President Muhammadu Buhari has arrived in London for a 10-day working holiday. He left Abuja for London in the early hours of Friday.
While the President is away, the Vice President, Professor Yemi Osinbajo, will be in acting capacity as the President.
The presidency did not elaborate on the specific assignments the president would engage in while away, an omisdion that seemed more deliberate than oversight.
The president has embarked on several trips in the past in which he exercised functions that were not necessary parts of his disclosed itineraries.
The latest trip comes barely three months after the president traveled to London for Commonwealth leaders’ meeting in April. Although the event proper was slated for April 18-20, the president left Nigeria on April 9, raising questions about his health.

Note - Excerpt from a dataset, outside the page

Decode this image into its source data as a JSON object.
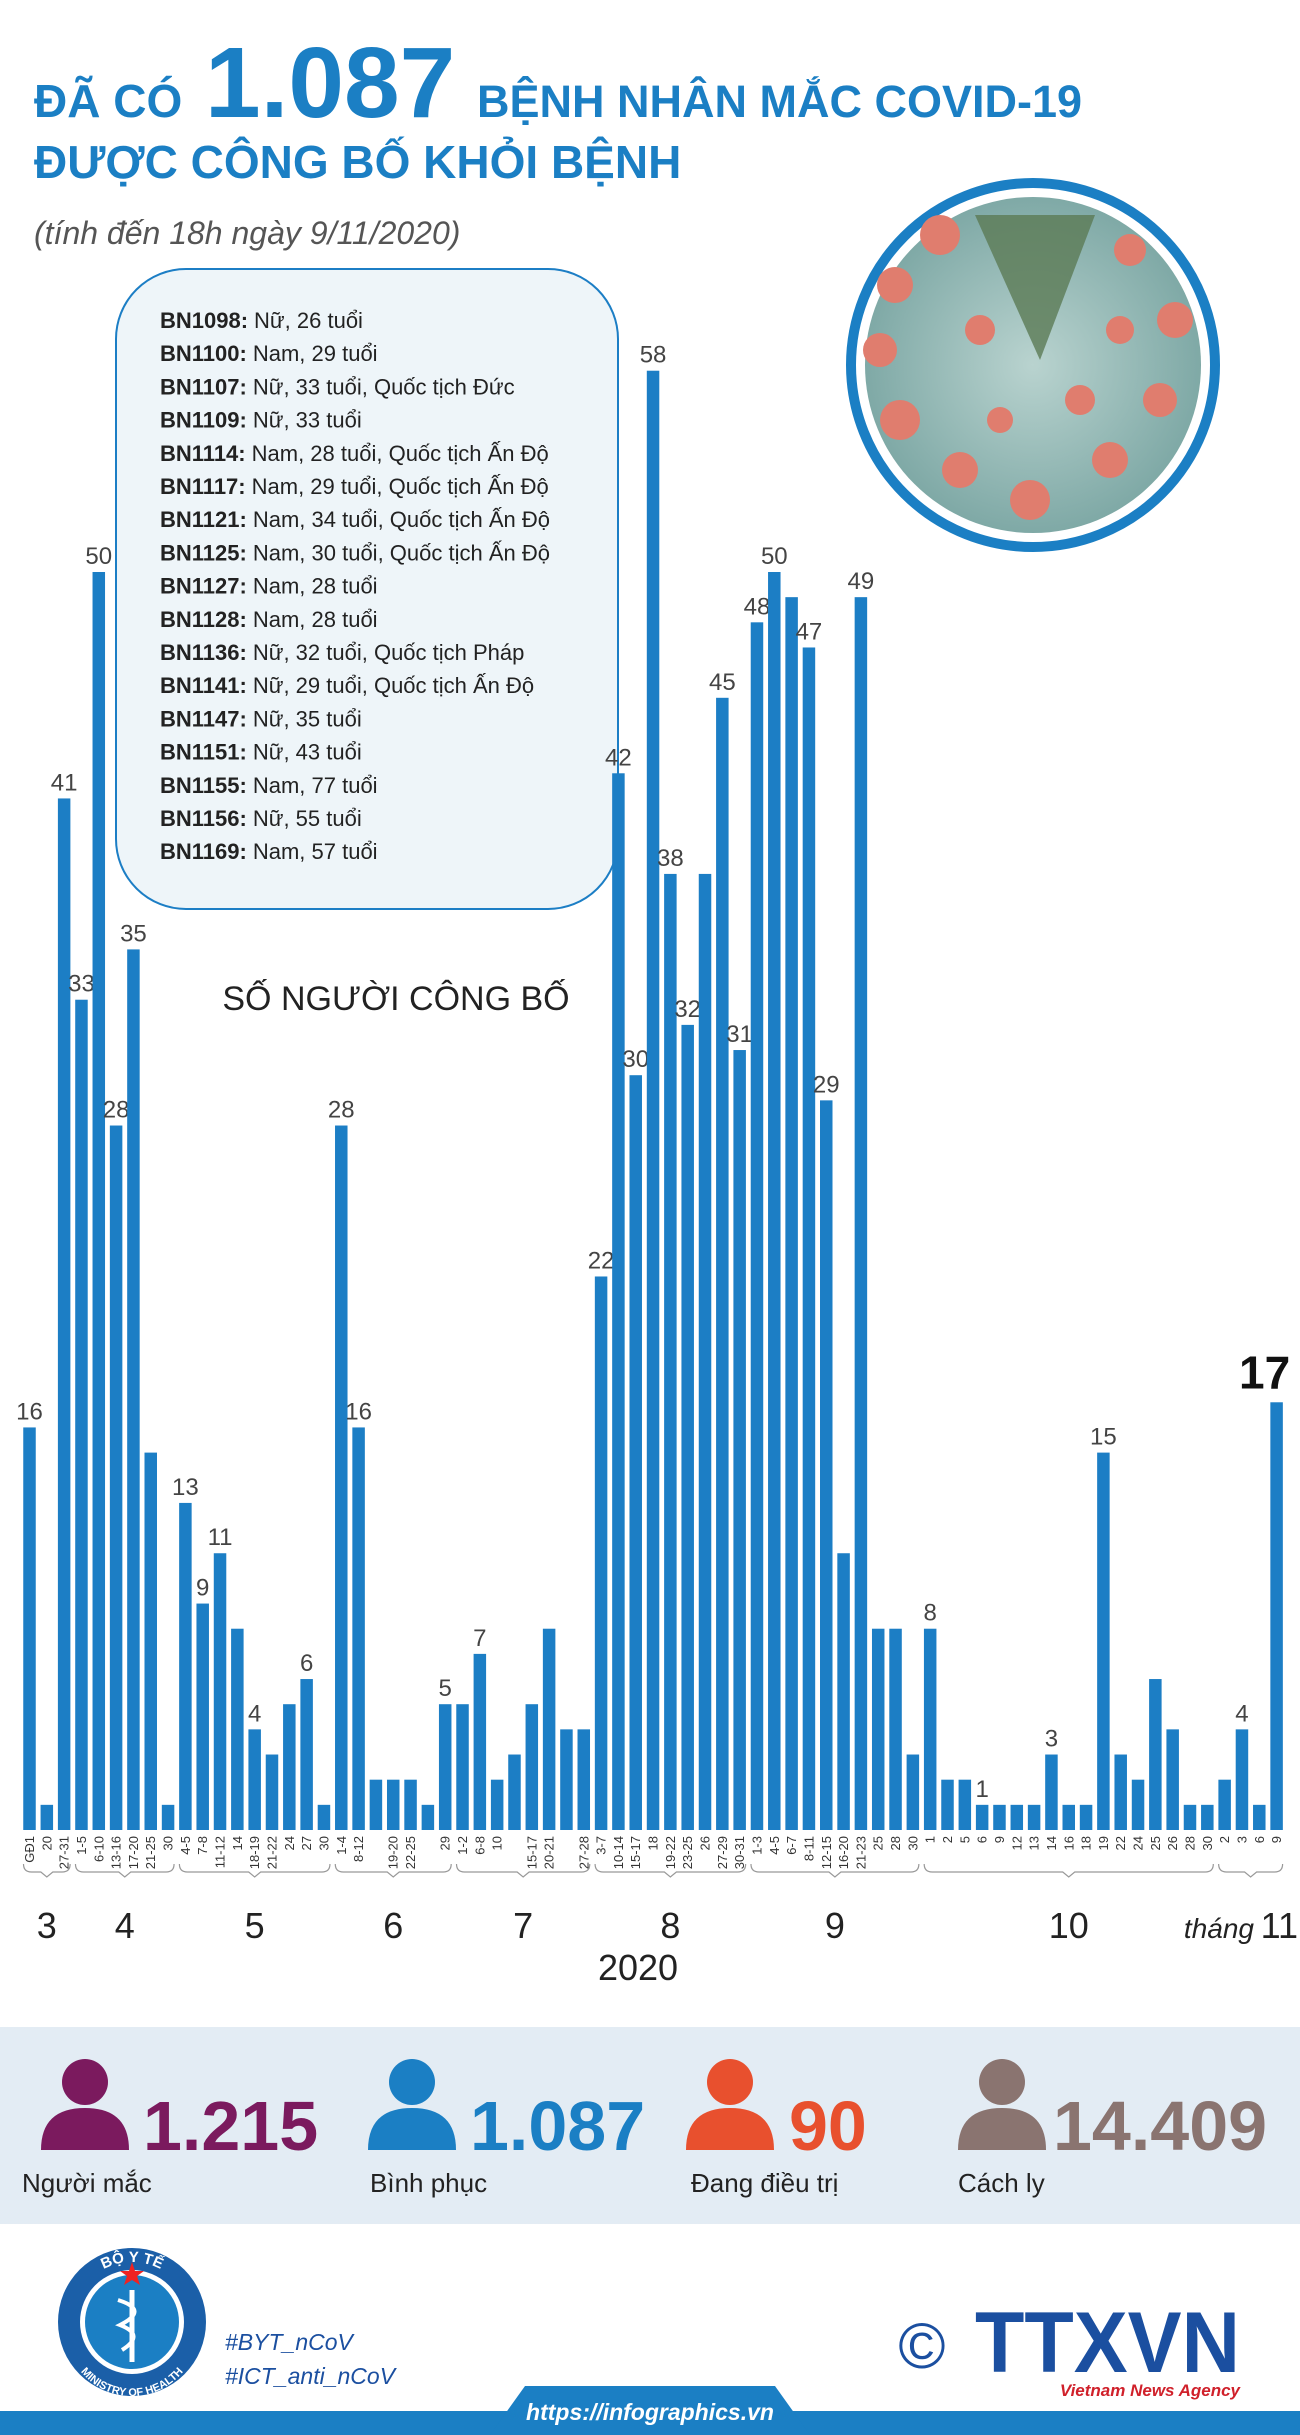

Barely two weeks after returning from London, Mr Buhari went to the United States for bilateral talks with President Donald Trump. The president raised yet suspicion about his health when he failed to return to Nigeria two days after leaving the U.S., a journey that typically does not exceed 15 hours, even with a stopover.
The president later said the trip was due to a presidential plane that was not operating optimally, compelling him to make a stopover in London. Nigerians and opposition politicians, however, viewed the claim with suspicion, ridiculing the “technical stopover” as preposterous.
Beginning with his extended medical vacation over an ear infection in mid-2016, the president has spent more than 172 days, surpassing former President Umar Yar’Adua, who died in office in 2010, the ICIR found in May.
Critics of Mr Buhari have called on him to resign in consideration of his failing health, an advice the president and his loyalists have strongly rejected.